John J. Kooiker (born June 28, 1946) is an American politician affiliated with the Republican Party who served in the Iowa House of Representatives from 2015 to 2017. He was elected from the fourth district.

==Early life and career==
Kooiker is one of seven children born to John and Johanna Kooiker (née Vermeer). He graduated from Western Christian High School in 1964, as class valedictorian. He attended Calvin College, graduating in 1968, then Kansas State University, where he earned a masters in math education. Kooiker served in the United States Army during the Vietnam War. He left the army and began teaching math and physics at the Christian Academy in Japan in 1972. Kooiker returned to the United States in 1975, and pursued Ph.D studies, later moving to rural Boyden, Iowa.

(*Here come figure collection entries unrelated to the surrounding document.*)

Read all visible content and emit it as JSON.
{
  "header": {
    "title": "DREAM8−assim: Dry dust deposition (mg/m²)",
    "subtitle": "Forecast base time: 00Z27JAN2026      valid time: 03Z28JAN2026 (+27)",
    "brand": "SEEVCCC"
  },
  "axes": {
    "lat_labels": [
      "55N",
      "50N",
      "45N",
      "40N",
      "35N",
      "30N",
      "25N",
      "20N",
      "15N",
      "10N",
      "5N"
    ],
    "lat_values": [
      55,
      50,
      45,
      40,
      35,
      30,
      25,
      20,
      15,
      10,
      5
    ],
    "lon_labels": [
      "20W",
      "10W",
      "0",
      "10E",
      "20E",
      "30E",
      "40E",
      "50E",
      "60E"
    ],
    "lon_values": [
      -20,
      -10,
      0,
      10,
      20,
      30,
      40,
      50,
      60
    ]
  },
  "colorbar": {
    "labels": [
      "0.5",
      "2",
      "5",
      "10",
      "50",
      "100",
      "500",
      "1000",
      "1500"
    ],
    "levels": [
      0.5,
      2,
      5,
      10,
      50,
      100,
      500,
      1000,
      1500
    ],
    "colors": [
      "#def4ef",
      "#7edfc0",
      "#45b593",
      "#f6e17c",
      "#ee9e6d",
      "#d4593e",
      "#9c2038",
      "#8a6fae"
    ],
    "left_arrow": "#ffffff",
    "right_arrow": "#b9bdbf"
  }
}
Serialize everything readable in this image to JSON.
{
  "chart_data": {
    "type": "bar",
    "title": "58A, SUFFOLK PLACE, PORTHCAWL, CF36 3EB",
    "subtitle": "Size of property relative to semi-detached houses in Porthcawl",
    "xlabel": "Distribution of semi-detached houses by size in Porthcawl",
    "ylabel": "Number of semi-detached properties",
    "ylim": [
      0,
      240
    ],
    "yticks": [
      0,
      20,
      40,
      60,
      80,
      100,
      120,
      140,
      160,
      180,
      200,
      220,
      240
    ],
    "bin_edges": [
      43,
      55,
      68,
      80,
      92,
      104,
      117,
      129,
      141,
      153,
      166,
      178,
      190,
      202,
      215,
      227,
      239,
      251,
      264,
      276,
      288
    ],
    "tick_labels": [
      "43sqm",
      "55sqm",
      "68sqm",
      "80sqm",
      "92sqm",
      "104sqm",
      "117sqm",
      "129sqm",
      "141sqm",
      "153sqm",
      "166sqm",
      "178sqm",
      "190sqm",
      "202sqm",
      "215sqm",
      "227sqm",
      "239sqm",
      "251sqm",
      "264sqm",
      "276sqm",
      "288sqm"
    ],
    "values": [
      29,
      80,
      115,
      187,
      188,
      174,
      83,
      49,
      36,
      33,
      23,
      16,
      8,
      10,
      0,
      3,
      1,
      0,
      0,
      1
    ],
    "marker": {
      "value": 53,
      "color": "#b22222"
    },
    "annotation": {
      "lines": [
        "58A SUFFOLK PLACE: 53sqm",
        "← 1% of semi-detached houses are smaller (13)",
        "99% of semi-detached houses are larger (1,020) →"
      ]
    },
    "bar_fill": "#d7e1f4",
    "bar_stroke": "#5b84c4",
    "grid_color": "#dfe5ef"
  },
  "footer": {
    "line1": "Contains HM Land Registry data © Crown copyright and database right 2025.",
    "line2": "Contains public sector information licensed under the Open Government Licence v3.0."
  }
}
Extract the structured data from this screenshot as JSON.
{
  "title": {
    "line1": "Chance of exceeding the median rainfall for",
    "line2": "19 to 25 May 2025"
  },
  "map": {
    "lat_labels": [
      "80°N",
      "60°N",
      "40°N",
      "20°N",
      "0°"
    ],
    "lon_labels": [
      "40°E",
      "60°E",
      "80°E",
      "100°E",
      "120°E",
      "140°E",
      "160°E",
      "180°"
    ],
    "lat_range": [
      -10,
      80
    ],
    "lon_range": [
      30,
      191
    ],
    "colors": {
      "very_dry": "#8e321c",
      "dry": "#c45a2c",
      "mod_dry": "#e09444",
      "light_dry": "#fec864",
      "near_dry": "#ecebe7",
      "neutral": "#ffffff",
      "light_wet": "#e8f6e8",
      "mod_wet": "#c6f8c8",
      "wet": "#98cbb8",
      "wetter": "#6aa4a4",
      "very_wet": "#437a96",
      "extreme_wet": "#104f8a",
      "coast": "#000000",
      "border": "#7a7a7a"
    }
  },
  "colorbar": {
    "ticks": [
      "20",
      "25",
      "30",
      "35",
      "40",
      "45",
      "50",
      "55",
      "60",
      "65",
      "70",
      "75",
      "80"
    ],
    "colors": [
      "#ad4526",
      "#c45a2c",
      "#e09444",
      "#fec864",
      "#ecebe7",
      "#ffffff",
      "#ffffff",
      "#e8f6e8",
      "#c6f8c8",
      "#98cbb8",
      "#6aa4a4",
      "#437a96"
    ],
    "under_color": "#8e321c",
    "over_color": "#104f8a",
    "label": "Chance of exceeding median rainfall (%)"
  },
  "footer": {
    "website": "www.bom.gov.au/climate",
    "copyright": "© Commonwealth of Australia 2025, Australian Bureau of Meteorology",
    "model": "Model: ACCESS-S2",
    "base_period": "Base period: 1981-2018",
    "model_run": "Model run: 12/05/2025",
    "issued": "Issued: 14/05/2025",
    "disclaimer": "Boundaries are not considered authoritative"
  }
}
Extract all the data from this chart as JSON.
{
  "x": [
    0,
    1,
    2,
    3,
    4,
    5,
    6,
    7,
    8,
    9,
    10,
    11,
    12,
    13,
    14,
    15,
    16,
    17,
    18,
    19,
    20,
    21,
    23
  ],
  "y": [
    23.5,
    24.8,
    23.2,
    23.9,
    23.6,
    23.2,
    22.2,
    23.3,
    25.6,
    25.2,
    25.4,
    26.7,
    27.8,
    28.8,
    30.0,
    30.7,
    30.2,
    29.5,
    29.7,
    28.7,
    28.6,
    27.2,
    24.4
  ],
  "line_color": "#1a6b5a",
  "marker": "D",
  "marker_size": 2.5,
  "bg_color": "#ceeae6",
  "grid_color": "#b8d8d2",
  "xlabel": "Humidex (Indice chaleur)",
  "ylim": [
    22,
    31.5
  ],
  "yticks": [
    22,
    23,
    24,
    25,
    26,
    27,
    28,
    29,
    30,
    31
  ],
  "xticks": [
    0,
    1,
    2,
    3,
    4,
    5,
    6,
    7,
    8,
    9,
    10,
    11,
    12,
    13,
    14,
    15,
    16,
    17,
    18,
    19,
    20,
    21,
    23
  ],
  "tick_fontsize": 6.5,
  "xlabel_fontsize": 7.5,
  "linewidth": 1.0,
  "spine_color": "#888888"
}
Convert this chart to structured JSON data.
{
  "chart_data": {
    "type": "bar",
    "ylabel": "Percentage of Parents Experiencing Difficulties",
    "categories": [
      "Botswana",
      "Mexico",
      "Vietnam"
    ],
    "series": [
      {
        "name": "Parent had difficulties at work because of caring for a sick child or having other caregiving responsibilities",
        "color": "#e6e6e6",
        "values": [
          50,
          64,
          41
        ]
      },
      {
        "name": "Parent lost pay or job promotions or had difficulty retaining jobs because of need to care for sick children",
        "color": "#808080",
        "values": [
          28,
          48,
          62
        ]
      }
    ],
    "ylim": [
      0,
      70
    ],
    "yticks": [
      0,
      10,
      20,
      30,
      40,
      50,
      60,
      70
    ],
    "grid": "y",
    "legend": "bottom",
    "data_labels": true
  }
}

He worked for the United States Postal Service as a letter carrier from 1977 to 2005.

==Political career==
Kooiker defeated Democrat John Bunstma and write-in candidate Dennis Wright, a former mayor of Hull, Iowa, in the special election called on January 6, 2015, after the November 2014 death of Dwayne Alons. He was sworn into office on January 13, 2015. Kookier served on the Labor, Local Government, Public Safety, and Veteran Affairs committees and co-chaired the Transportation, Infrastructure, and Capitals Appropriations Subcommittee. In October 2015, Kooiker stated that he would not seek a second term. He endorsed Skyler Wheeler, who won the Republican primary for the Fourth District in June 2016.

In January 2024, Kooiker became vice chair of the Sioux County Soil and Water Conservation District.

==Personal life==
Kooiker and his wife Sherry have four children. One of his sons, Sam, first ran for the mayor of Rapid City, South Dakota in 2007, but lost. He ran again and won the office in 2011, serving until 2015. A daughter, Bonnie, died of cancer in October 2007.